Carrier chose to move, even though the Department of Energy claimed the company earned $5.1 million from President Barack Obama’s stimulus program. Local media reported the “Department of Energy awarded Carrier $5.1 million in clean energy tax credits in December 2013” for its Indianapolis facility. It planned to use the money to “expand production at its Indianapolis facility to meet increasing demand for its eco-friendly condensing gas furnace product line.” Carrier denied it received any money.

The Carrier workers have also discovered that other jobs in Indianapolis do not pay as well. The new Amazon plant only pays $15 an hour instead of the usual $20 at Carrier. Carol Bigbee, 59, earned $22 an hour.

“I think it will be extremely hard to find a job that pays $22 an hour,” she said. “You have to be really blessed to find a job that pays that kind of money.”

Carrier insists the move “is strictly a business decision.” It decided last month to move 1,400 jobs from Indianapolis to Mexico, starting in 2017.

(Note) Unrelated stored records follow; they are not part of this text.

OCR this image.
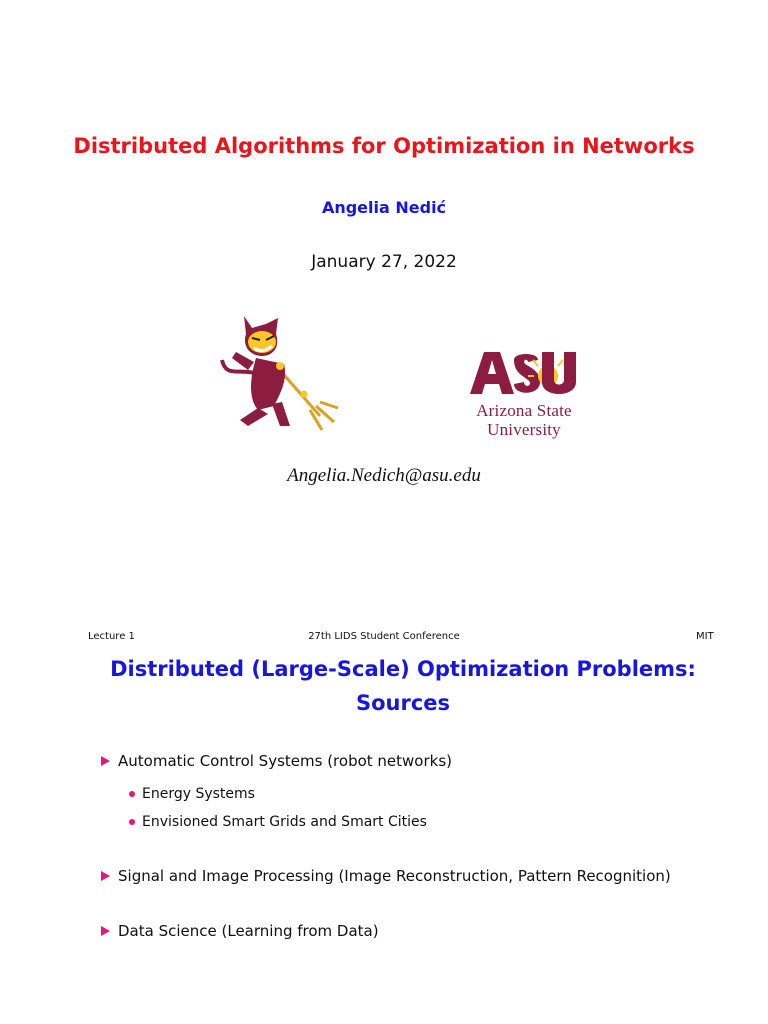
Distributed Algorithms for Optimization in Networks
Angelia Nedić
January 27, 2022
Arizona State
University
Angelia.Nedich@asu.edu
Lecture 1	27th LIDS Student Conference	MIT
Distributed (Large-Scale) Optimization Problems:
Sources
Automatic Control Systems (robot networks)
Energy Systems
Envisioned Smart Grids and Smart Cities
Signal and Image Processing (Image Reconstruction, Pattern Recognition)
Data Science (Learning from Data)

“Today’s surprise announcement was without warning and incredibly disappointing,” said Mayor Joe Hogsett, adding:

While I am obviously concerned about the economic impact, my top priority is the well-being of the hardworking families affected by this decision. A job lost in any part of our community affects us all, and I believe these are the times we must come together as one city to lift up our neighbors.

The move even united Democrats and Republicans.

“As governor, I was profoundly disappointed to learn that Carrier Corporation and United Technologies would relocate jobs and operations to Mexico, costing hard-working Hoosiers more than 2,100 jobs,” stated Governor Mike Pence. “My heart goes out to all the families and communities that are affected by this news.”

Democratic Indianapolis council member Zach Adamson told the media the company he uses to heat his house “does not want Mexican-made Carrier products.” Adamson also insisted Indianapolis must “claw back the incentives and benefits they have received to be here.”